One of the biggest challenges companies face with workers who are classified as non-employees is understanding which worker is an employee and which is not. Your organization doesn’t decide whether someone is classified as self-employed or employed by you – your state law defines the legal test your non-employee needs to meet in order to be defined as one or the other. This could be the strict ABC test, the broader Borello test or the IRS 20 factor classification test.

The classification will usually be defined by factors to do with the control you have over the worker, including where they work, the type of work they complete, and how much they get paid. If you have control over deciding these three elements of their work – the chances are that you have hired an employee, not a contractor. If you’re not sure whether you need to fill out Form 1099-NEC for a specific worker relationship, you can fill out Form SS-8 and the IRS will make the decision on your behalf.

Please note that these forms apply only to US-based companies. UK-based companies should follow the IR35 guidelines.

How to follow form 1099-NEC instructions

Ready to fill out Form NEC-1099? Here’s how it’s done. First, remember that you’ll need an official copy of the form, and you can’t just download or print one directly from the web. You can get Form 1099-NEC directly from the IRS, or you can ask your accountant to provide it for you. You can also get the forms from office supply stores, and e-filing options are available through business or accounting software.

Once you have the form, make sure that you have a Tax ID number for each of your self-employed workers. This can be found on their W-9 form, which you should have sent them when you onboarded them into the company. If your worker refuses to give you their Tax ID number – this should be a warning sign about working with them, but as a last resort you can fill in this space with zeros for the IRS to follow up on.

Next, add your business details, including your name, address, and federal employer ID number.
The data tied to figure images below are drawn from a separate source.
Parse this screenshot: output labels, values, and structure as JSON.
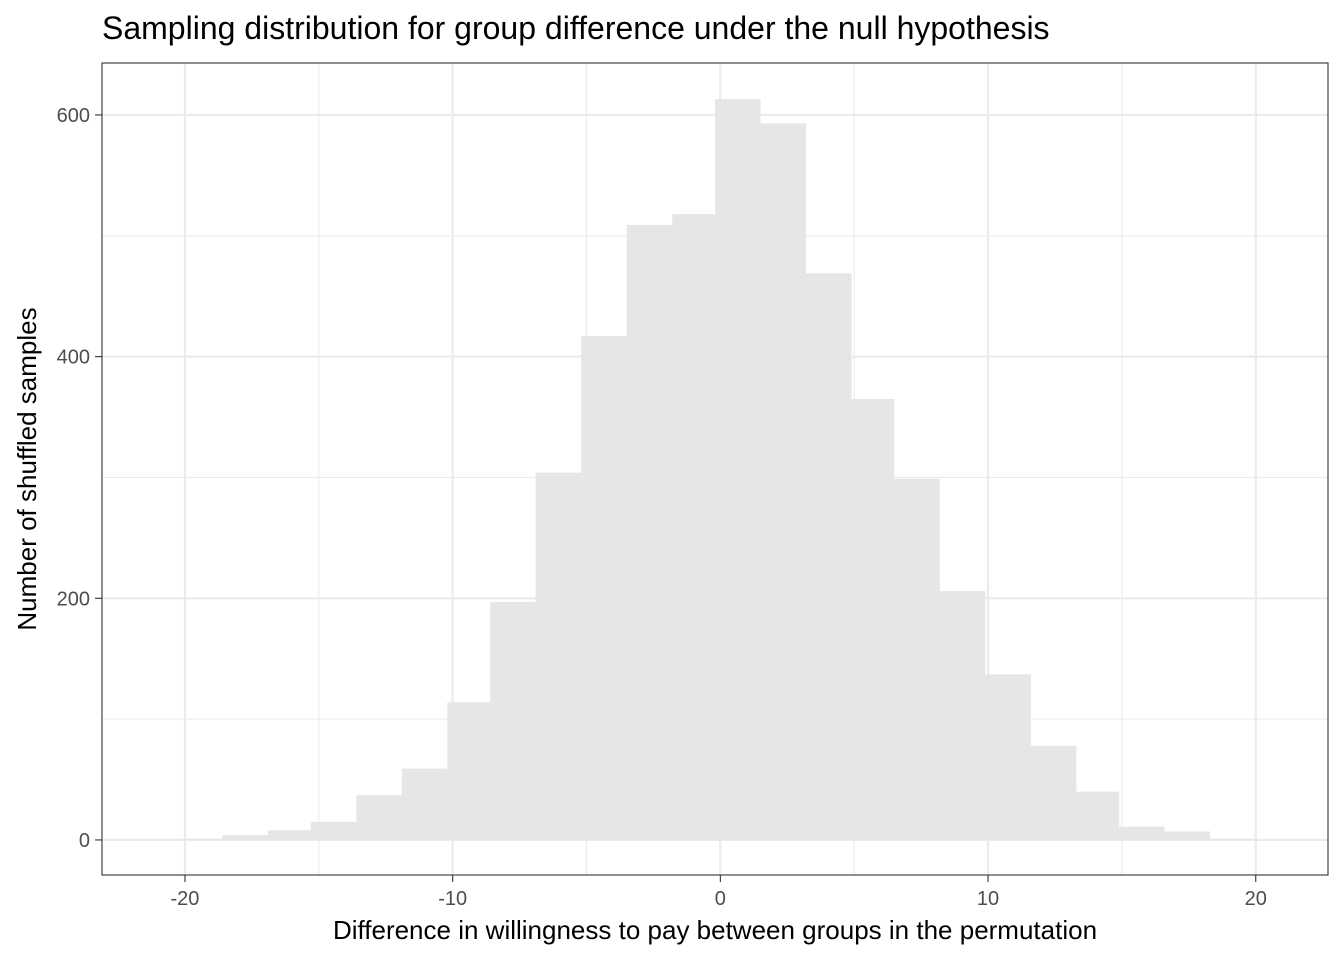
{
  "chart_data": {
    "type": "bar",
    "title": "Sampling distribution for group difference under the null hypothesis",
    "xlabel": "Difference in willingness to pay between groups in the permutation",
    "ylabel": "Number of shuffled samples",
    "xlim": [
      -23.1,
      22.7
    ],
    "ylim": [
      -29,
      643
    ],
    "x_ticks": [
      -20,
      -10,
      0,
      10,
      20
    ],
    "x_tick_labels": [
      "-20",
      "-10",
      "0",
      "10",
      "20"
    ],
    "y_ticks": [
      0,
      200,
      400,
      600
    ],
    "y_tick_labels": [
      "0",
      "200",
      "400",
      "600"
    ],
    "x_minor_ticks": [
      -15,
      -5,
      5,
      15
    ],
    "y_minor_ticks": [
      100,
      300,
      500
    ],
    "grid": true,
    "bar_color": "#e6e6e6",
    "bins": [
      {
        "x0": -20.3,
        "x1": -18.6,
        "count": 1
      },
      {
        "x0": -18.6,
        "x1": -16.9,
        "count": 4
      },
      {
        "x0": -16.9,
        "x1": -15.3,
        "count": 8
      },
      {
        "x0": -15.3,
        "x1": -13.6,
        "count": 15
      },
      {
        "x0": -13.6,
        "x1": -11.9,
        "count": 37
      },
      {
        "x0": -11.9,
        "x1": -10.2,
        "count": 59
      },
      {
        "x0": -10.2,
        "x1": -8.6,
        "count": 114
      },
      {
        "x0": -8.6,
        "x1": -6.9,
        "count": 197
      },
      {
        "x0": -6.9,
        "x1": -5.2,
        "count": 304
      },
      {
        "x0": -5.2,
        "x1": -3.5,
        "count": 417
      },
      {
        "x0": -3.5,
        "x1": -1.8,
        "count": 509
      },
      {
        "x0": -1.8,
        "x1": -0.2,
        "count": 518
      },
      {
        "x0": -0.2,
        "x1": 1.5,
        "count": 613
      },
      {
        "x0": 1.5,
        "x1": 3.2,
        "count": 593
      },
      {
        "x0": 3.2,
        "x1": 4.9,
        "count": 469
      },
      {
        "x0": 4.9,
        "x1": 6.5,
        "count": 365
      },
      {
        "x0": 6.5,
        "x1": 8.2,
        "count": 299
      },
      {
        "x0": 8.2,
        "x1": 9.9,
        "count": 206
      },
      {
        "x0": 9.9,
        "x1": 11.6,
        "count": 137
      },
      {
        "x0": 11.6,
        "x1": 13.3,
        "count": 78
      },
      {
        "x0": 13.3,
        "x1": 14.9,
        "count": 40
      },
      {
        "x0": 14.9,
        "x1": 16.6,
        "count": 11
      },
      {
        "x0": 16.6,
        "x1": 18.3,
        "count": 7
      },
      {
        "x0": 18.3,
        "x1": 20.0,
        "count": 1
      }
    ]
  }
}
In each box, you’ll be able to see what you need to include. For example, in Box 1, you will include the dollar amount that you paid the contractor during the tax year.

Many of the boxes will be to do with withholding taxes, which is usually not a concern for self-employed individuals who handle their own taxes through self-assessment each year. However, in some cases, the IRS may reach out and let you know that this particular worker is subject to backup withholding, which is generally 24%. You should be able to check Part II of your worker’s Form W-9 and see where they have certified that they are not subject to backup withholding. (See how important that W-9 is becoming?)

Don’t forget to use Box 6 to identify the states to which you’ll be reporting the income, and then send copy A to the IRS, and copy B to the self-employed worker.

Form NEC-1099 instructions for understanding deadlines and penalties

In line with the deadline for submitting Form W-2, the deadline for Form NEC-1099 is January 31st (or February 1st /2nd if the 31st falls over the weekend, as it did in 2020). Mark your calendars, as if you miss the deadline, you’ll be subject to a minimum of $100 in fines for each form you didn’t submit on time, and the penalties have no stated maximum if the IRS considers you to have willfully ignored your responsibility. That’s a lot less free cash to spend on Tony the IT guy next year.